How does Terra work?
Terra is a blockchain-based payment network that enables users to make payments in multiple currencies, including its own stablecoin, TerraUSD.
The network is powered by a consensus algorithm called the Luna Consensus Protocol, which is based on the Tendermint consensus engine. The protocol is designed to ensure that transactions are secure and reliable while also providing low transaction fees. The Terra network consists of two main components: the Terra blockchain and the Terra Stablecoin System (TSS).
The Terra blockchain is a public blockchain that supports smart contracts and allows users to create their own tokens. It also provides a platform for decentralized applications (dApps) and other services. The TSS is a system of stablecoins that are pegged to different fiat currencies, such as the US dollar or Euro.
These stablecoins are used as a medium of exchange on the Terra network and can be used to purchase goods and services or transferred between users. The Luna Consensus Protocol works by having validators stake their tokens in order to participate in consensus.
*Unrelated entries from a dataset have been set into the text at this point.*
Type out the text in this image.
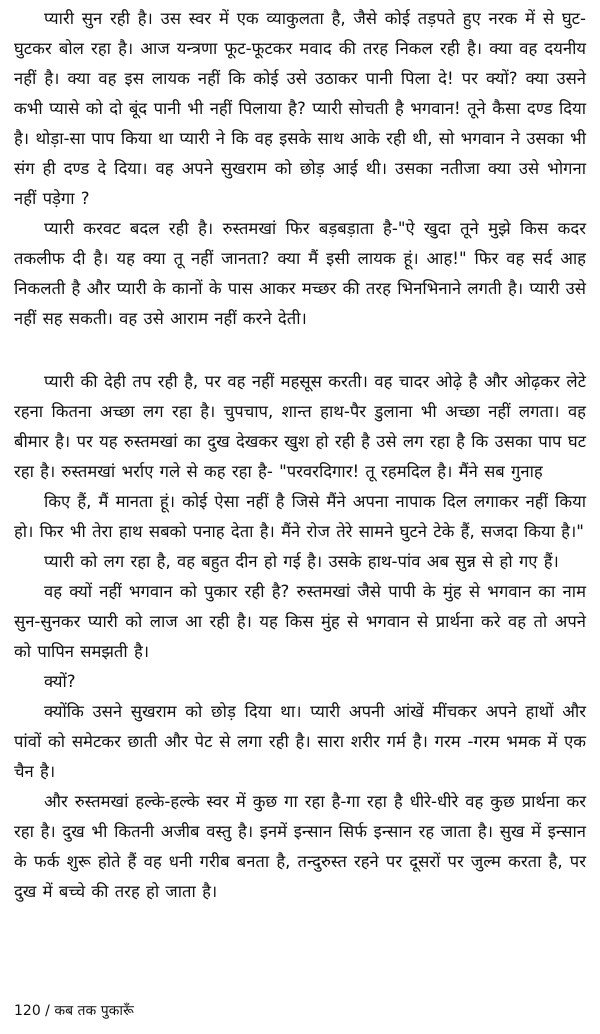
प्यारी सुन रही है। उस स्वर में एक व्याकुलता है, जैसे कोई तड़पते हुए नरक में से घुट-घुटकर बोल रहा है। आज यन्त्रणा फूट-फूटकर मवाद की तरह निकल रही है। क्या वह दयनीय नहीं है। क्या वह इस लायक नहीं कि कोई उसे उठाकर पानी पिला दे! पर क्यों? क्या उसने कभी प्यासे को दो बूंद पानी भी नहीं पिलाया है? प्यारी सोचती है भगवान! तूने कैसा दण्ड दिया है। थोड़ा-सा पाप किया था प्यारी ने कि वह इसके साथ आके रही थी, सो भगवान ने उसका भी संग ही दण्ड दे दिया। वह अपने सुखराम को छोड़ आई थी। उसका नतीजा क्या उसे भोगना नहीं पड़ेगा ?

प्यारी करवट बदल रही है। रुस्तमखां फिर बड़बड़ाता है-"ऐ खुदा तूने मुझे किस कदर तकलीफ दी है। यह क्या तू नहीं जानता? क्या मैं इसी लायक हूं। आह!" फिर वह सर्द आह निकलती है और प्यारी के कानों के पास आकर मच्छर की तरह भिनभिनाने लगती है। प्यारी उसे नहीं सह सकती। वह उसे आराम नहीं करने देती।

प्यारी की देही तप रही है, पर वह नहीं महसूस करती। वह चादर ओढ़े है और ओढ़कर लेटे रहना कितना अच्छा लग रहा है। चुपचाप, शान्त हाथ-पैर डुलाना भी अच्छा नहीं लगता। वह बीमार है। पर यह रुस्तमखां का दुख देखकर खुश हो रही है उसे लग रहा है कि उसका पाप घट रहा है। रुस्तमखां भर्राए गले से कह रहा है- "परवरदिगार! तू रहमदिल है। मैंने सब गुनाह

किए हैं, मैं मानता हूं। कोई ऐसा नहीं है जिसे मैंने अपना नापाक दिल लगाकर नहीं किया हो। फिर भी तेरा हाथ सबको पनाह देता है। मैंने रोज तेरे सामने घुटने टेके हैं, सजदा किया है।"

प्यारी को लग रहा है, वह बहुत दीन हो गई है। उसके हाथ-पांव अब सुन्न से हो गए हैं।

वह क्यों नहीं भगवान को पुकार रही है? रुस्तमखां जैसे पापी के मुंह से भगवान का नाम सुन-सुनकर प्यारी को लाज आ रही है। यह किस मुंह से भगवान से प्रार्थना करे वह तो अपने को पापिन समझती है।

क्यों?

क्योंकि उसने सुखराम को छोड़ दिया था। प्यारी अपनी आंखें मींचकर अपने हाथों और पांवों को समेटकर छाती और पेट से लगा रही है। सारा शरीर गर्म है। गरम -गरम भमक में एक चैन है।

और रुस्तमखां हल्के-हल्के स्वर में कुछ गा रहा है-गा रहा है धीरे-धीरे वह कुछ प्रार्थना कर रहा है। दुख भी कितनी अजीब वस्तु है। इनमें इन्सान सिर्फ इन्सान रह जाता है। सुख में इन्सान के फर्क शुरू होते हैं वह धनी गरीब बनता है, तन्दुरुस्त रहने पर दूसरों पर जुल्म करता है, पर दुख में बच्चे की तरह हो जाता है।

120 / कब तक पुकारूँ
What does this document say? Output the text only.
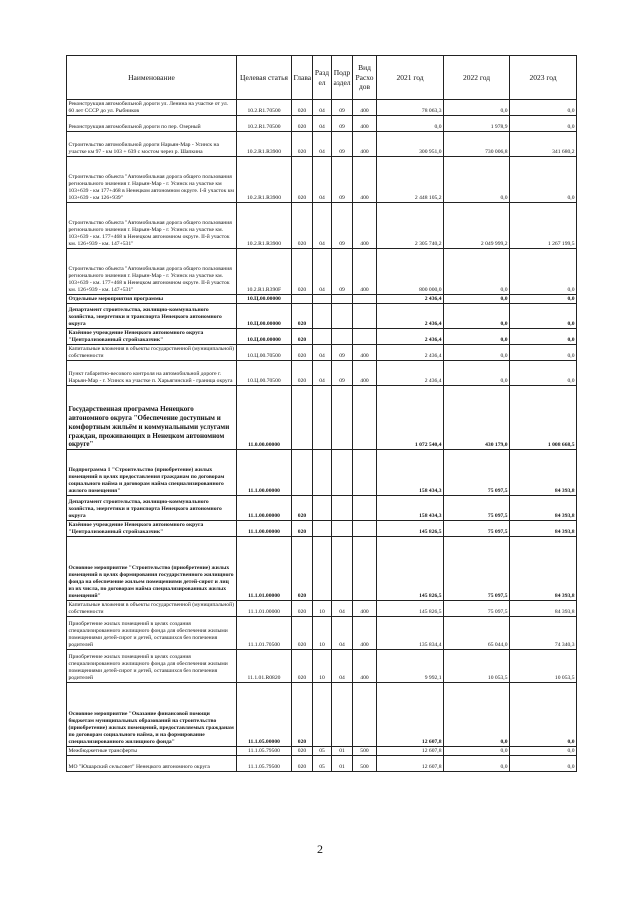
Наименование	Целевая статья	Глава	Разд ел	Подр аздел	Вид Расхо дов	2021 год	2022 год	2023 год
Реконструкция автомобильной дороги ул. Ленина на участке от ул. 60 лет СССР до ул. Рыбников	10.2.R1.70500	020	04	09	400	78 063,3	0,0	0,0
Реконструкция автомобильной дороги по пер. Озерный	10.2.R1.70500	020	04	09	400	0,0	1 978,9	0,0
Строительство автомобильной дороги Нарьян-Мар - Усинск на участке км 97 - км 103 + 639 с мостом через р. Шапкина	10.2.R1.R3900	020	04	09	400	300 951,0	730 006,8	341 680,2
Строительство объекта "Автомобильная дорога общего пользования регионального значения г. Нарьян-Мар - г. Усинск на участке км 103+639 - км 177+468 в Ненецком автономном округе. I-й участок км 103+639 - км 126+939"	10.2.R1.R3900	020	04	09	400	2 448 105,2	0,0	0,0
Строительство объекта "Автомобильная дорога общего пользования регионального значения г. Нарьян-Мар - г. Усинск на участке км. 103+639 - км. 177+468 в Ненецком автономном округе. II-й участок км. 126+939 - км. 147+531"	10.2.R1.R3900	020	04	09	400	2 305 740,2	2 049 999,2	1 267 199,5
Строительство объекта "Автомобильная дорога общего пользования регионального значения г. Нарьян-Мар - г. Усинск на участке км. 103+639 - км. 177+468 в Ненецком автономном округе. II-й участок км. 126+939 - км. 147+531"	10.2.R1.R390F	020	04	09	400	800 000,0	0,0	0,0
Отдельные мероприятия программы	10.Ц.00.00000					2 436,4	0,0	0,0
Департамент строительства, жилищно-коммунального хозяйства, энергетики и транспорта Ненецкого автономного округа	10.Ц.00.00000	020				2 436,4	0,0	0,0
Казённое учреждение Ненецкого автономного округа "Централизованный стройзаказчик"	10.Ц.00.00000	020				2 436,4	0,0	0,0
Капитальные вложения в объекты государственной (муниципальной) собственности	10.Ц.00.70500	020	04	09	400	2 436,4	0,0	0,0
Пункт габаритно-весового контроля на автомобильной дороге г. Нарьян-Мар - г. Усинск на участке п. Харьягинский - граница округа	10.Ц.00.70500	020	04	09	400	2 436,4	0,0	0,0
Государственная программа Ненецкого автономного округа "Обеспечение доступным и комфортным жильём и коммунальными услугами граждан, проживающих в Ненецком автономном округе"	11.0.00.00000					1 072 540,4	430 179,0	1 008 668,5
Подпрограмма 1 "Строительство (приобретение) жилых помещений в целях предоставления гражданам по договорам социального найма и договорам найма специализированного жилого помещения"	11.1.00.00000					158 434,3	75 097,5	84 393,8
Департамент строительства, жилищно-коммунального хозяйства, энергетики и транспорта Ненецкого автономного округа	11.1.00.00000	020				158 434,3	75 097,5	84 393,8
Казённое учреждение Ненецкого автономного округа "Централизованный стройзаказчик"	11.1.00.00000	020				145 826,5	75 097,5	84 393,8
Основное мероприятие "Строительство (приобретение) жилых помещений в целях формирования государственного жилищного фонда на обеспечение жильем помещениями детей-сирот и лиц из их числа, по договорам найма специализированных жилых помещений"	11.1.01.00000	020				145 826,5	75 097,5	84 393,8
Капитальные вложения в объекты государственной (муниципальной) собственности	11.1.01.00000	020	10	04	400	145 826,5	75 097,5	84 393,8
Приобретение жилых помещений в целях создания специализированного жилищного фонда для обеспечения жилыми помещениями детей-сирот и детей, оставшихся без попечения родителей	11.1.01.70500	020	10	04	400	135 834,4	65 044,0	74 340,3
Приобретение жилых помещений в целях создания специализированного жилищного фонда для обеспечения жилыми помещениями детей-сирот и детей, оставшихся без попечения родителей	11.1.01.R0820	020	10	04	400	9 992,1	10 053,5	10 053,5
Основное мероприятие "Оказание финансовой помощи бюджетам муниципальных образований на строительство (приобретение) жилых помещений, предоставляемых гражданам по договорам социального найма, и на формирование специализированного жилищного фонда"	11.1.05.00000	020				12 607,8	0,0	0,0
Межбюджетные трансферты	11.1.05.79500	020	05	01	500	12 607,8	0,0	0,0
МО "Юшарский сельсовет" Ненецкого автономного округа	11.1.05.79500	020	05	01	500	12 607,8	0,0	0,0
2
Validators are rewarded for correctly verifying transactions and penalized for incorrect ones.
This incentivizes validators to act honestly and ensures that transactions are processed quickly and securely. In addition, the Terra network also features an inflationary monetary policy which rewards users who hold its native token, LUNA, with newly minted tokens each block. This helps keep transaction fees low while also providing an incentive for users to hold LUNA tokens instead of selling them off immediately after purchase.